VII “Avanço, pois, apressadamente para a ideia da descrucificação: antes que se gaste a flor do deus anoitecido na cruz. Porque este é o tempo de descobrir o mundo em boas relações com todos os deuses. E ao regresso de todos é devida a piedade, essa, sim, cristianíssima, de apearmos o seu doce irmão do suplício que os afugentou. Aos abutres de um culto necrófilo poderá ser agradável o cheiro a cadáver de um deus. Não ao olfacto divino apurado em aspirar os odores sadios da natureza. Os deuses mudam. Não morrem. A sua inconsútil solidariedade não tolera que um deles seja supliciado. Por isso perdemos todos os deuses se um deles encobrimos com o manto da morte. Tal é o mistério do Espírito Santo, que nos abandona quando molestamos uma das suas células.”

VIII “O sentido da vida é a própria vida, onde quer que ela termine. Como então o sacrifício? Esse gozo macabro da imolação ao céu. Ah!, se quereis que o céu e a terra não se detestem, atentai neste mal-entendido: o cristianismo da cruz é a sombra onde se perdeu o cristianismo da vontade de vida. Contemos com os olhos inocentes para verem que Cristo só deixou de dançar porque o monoteísmo inimigo do júbilo dos deuses cobriu o chão com espinhos. Que as mulheres santas tragam em seus vasos piedosos o bálsamo que cura os pés feridos pelos usurpadores da dança sagrada da vida! Que uma delas, a mais maternamente decidida a ocupar o mundo de pombas, falando as palavras da água profunda da origem, queira arrancar Cristo ao incessante desejo de morte que lhe forjaram os ímpios crucificadores!
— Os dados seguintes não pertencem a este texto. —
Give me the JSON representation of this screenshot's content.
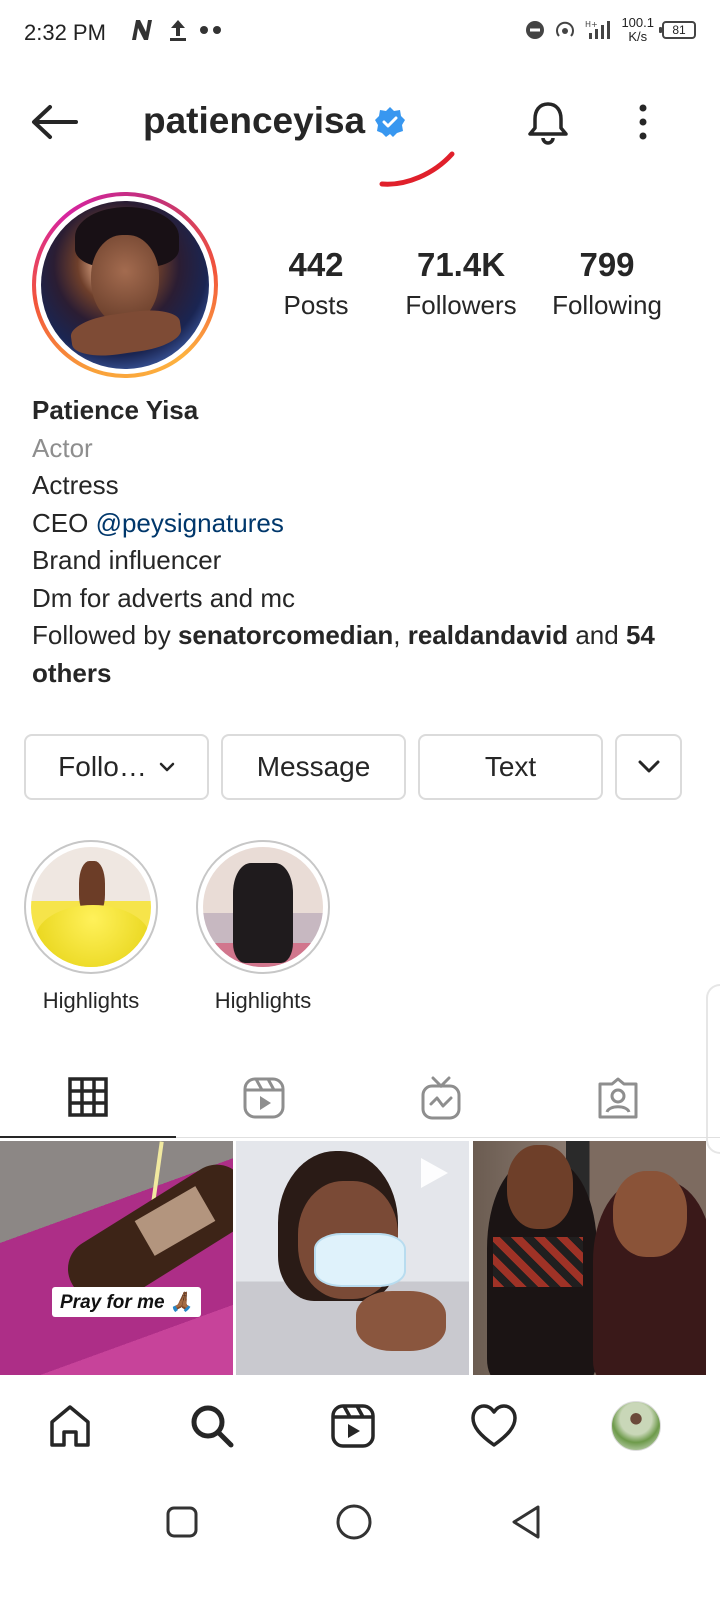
{
  "status_bar": {
    "time": "2:32 PM",
    "net_speed_value": "100.1",
    "net_speed_unit": "K/s",
    "battery": "81"
  },
  "header": {
    "username": "patienceyisa",
    "verified": true,
    "icons": [
      "arrow-left-icon",
      "verified-badge-icon",
      "bell-icon",
      "more-vertical-icon"
    ]
  },
  "profile": {
    "stats": {
      "posts_count": "442",
      "posts_label": "Posts",
      "followers_count": "71.4K",
      "followers_label": "Followers",
      "following_count": "799",
      "following_label": "Following"
    },
    "bio": {
      "name": "Patience Yisa",
      "category": "Actor",
      "line1": "Actress",
      "line2_prefix": "CEO ",
      "line2_link": "@peysignatures",
      "line3": "Brand influencer",
      "line4": "Dm for adverts and mc",
      "followed_by_prefix": "Followed by ",
      "followed_by_user1": "senatorcomedian",
      "followed_by_sep": ", ",
      "followed_by_user2": "realdandavid",
      "followed_by_and": " and ",
      "followed_by_others": "54 others"
    }
  },
  "actions": {
    "following_label": "Follo…",
    "message_label": "Message",
    "text_label": "Text"
  },
  "highlights": [
    {
      "label": "Highlights"
    },
    {
      "label": "Highlights"
    }
  ],
  "tabs": [
    "grid-icon",
    "reels-icon",
    "igtv-icon",
    "tagged-icon"
  ],
  "posts": [
    {
      "overlay_text": "Pray for me 🙏🏾"
    },
    {
      "type": "video"
    },
    {
      "type": "photo"
    }
  ],
  "bottom_nav": [
    "home-icon",
    "search-icon",
    "reels-icon",
    "heart-icon",
    "profile-avatar"
  ],
  "colors": {
    "link": "#00376b",
    "verified": "#3897f0",
    "annotation_red": "#e0202b",
    "secondary_text": "#8e8e8e"
  }
}
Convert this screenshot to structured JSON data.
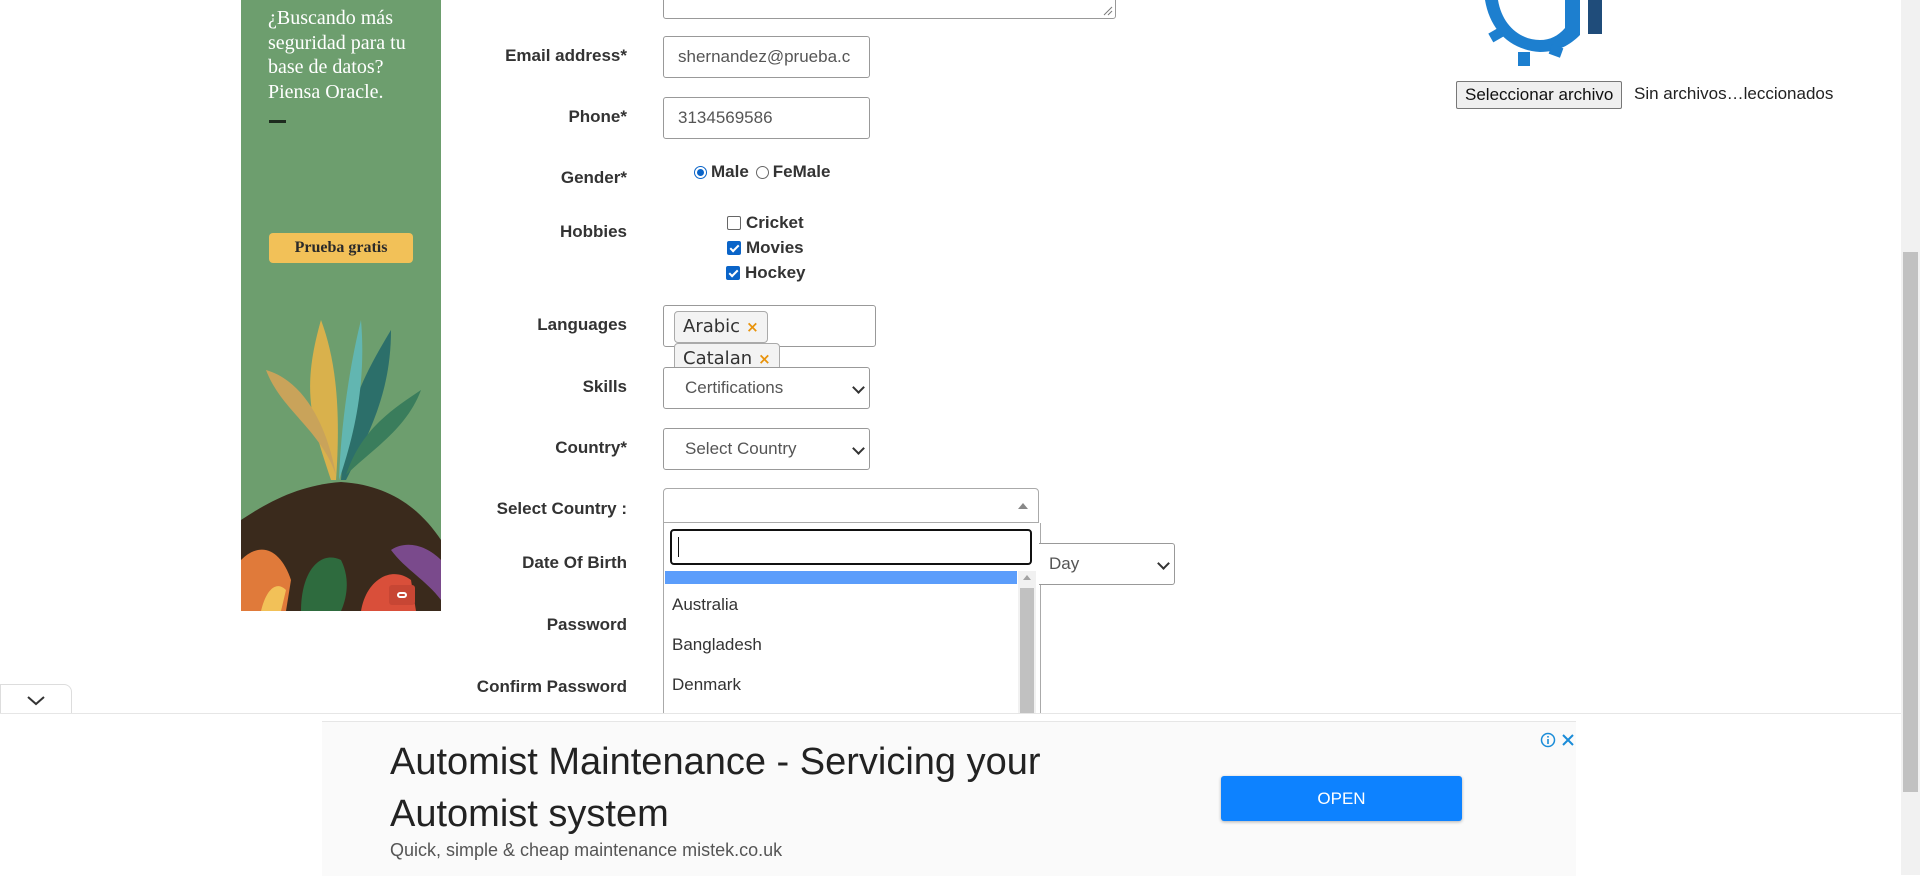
{
  "side_ad": {
    "headline": "¿Buscando más seguridad para tu base de datos? Piensa Oracle.",
    "cta": "Prueba gratis"
  },
  "form": {
    "email": {
      "label": "Email address*",
      "value": "shernandez@prueba.c"
    },
    "phone": {
      "label": "Phone*",
      "value": "3134569586"
    },
    "gender": {
      "label": "Gender*",
      "options": [
        "Male",
        "FeMale"
      ],
      "selected": "Male"
    },
    "hobbies": {
      "label": "Hobbies",
      "options": [
        "Cricket",
        "Movies",
        "Hockey"
      ],
      "checked": [
        "Movies",
        "Hockey"
      ]
    },
    "languages": {
      "label": "Languages",
      "tags": [
        "Arabic",
        "Catalan"
      ]
    },
    "skills": {
      "label": "Skills",
      "value": "Certifications"
    },
    "country": {
      "label": "Country*",
      "value": "Select Country"
    },
    "select_country": {
      "label": "Select Country :",
      "value": "",
      "search_value": "",
      "options": [
        "",
        "Australia",
        "Bangladesh",
        "Denmark"
      ]
    },
    "dob": {
      "label": "Date Of Birth",
      "day_value": "Day"
    },
    "password": {
      "label": "Password"
    },
    "confirm_password": {
      "label": "Confirm Password"
    }
  },
  "file_upload": {
    "button": "Seleccionar archivo",
    "status": "Sin archivos…leccionados"
  },
  "bottom_ad": {
    "title": "Automist Maintenance - Servicing your Automist system",
    "subtitle": "Quick, simple & cheap maintenance mistek.co.uk",
    "cta": "OPEN"
  },
  "colors": {
    "accent": "#0a64c8",
    "ad_green": "#6d9e6e",
    "ad_button": "#f2c158",
    "open_button": "#0d82ff",
    "dropdown_highlight": "#5b9dfb",
    "tag_remove": "#e8930c"
  }
}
Eis as letras floridas da nova escritura: a obra de reconhecermos a luz pura e imortal do seu terno desejo de vida. Uma singela singularidade. Uma humanizada gentileza na egrégia comunidade dos deuses. Mas nada de confusões. Cristo não veio para nos induzir à vaidade do espírito de nos tornarmos mais morais. Apenas o amor passou a ser mais verdade desde que ele veio. Um deus romântico? Um paradoxo que faltava. Visto que os deuses são imparciais.”

IX "Não reneguemos o zelo com que a vida reclama que os deuses voltem como os pássaros às suas árvores. O seu regresso nos dará sinal da descrucificação. Ou o contrário, se quiserem. É o mesmo. Porque nenhum é sem o outro e todos são o dom de pensarmos todos os pensamentos, de sentirmos todos os sentimentos e a beleza de gozarmos todas as belezas. Não procures mais explicações. Os deuses são da poesia. Deixa aos teólogos o artifício de encotrarem o método perfeito de serem os coveiros das divindades que tecem. Néscia é a cerviz que se verga aos decretos da fé. Os deuses só nos pedem que estejamos na vida com a mesma naturalidade com que as flores estão na haste. Contente-te saber que eles são os múltiplos poderes do Espírito que não é maior nem menor por obra da tua fé. As chamas da lareira do mundo que o mantém aquecido. Propões-te a finalidade ecuménica da paz universal? Foste preso por isso? É bem feito. Não és melhor que o teu carcereiro, visto que como ele te fazes desentendido na questão decisiva: como atingir a paz com os olhos postos num só deus, se as guerras são fornecidas pela nossa fé na vitória sobre a serpente da fé dos outros? A única coisa que podes fazer pela paz é não desfraldares a insígnia da tua crença num só deus. Porque os homens só serão unidos quando acreditarem em todos os deuses. Assim subirão ao píncaro espiritual de onde se abrange todo o universo. A humanidade que se coroa a si mesma. O Pentecostes.”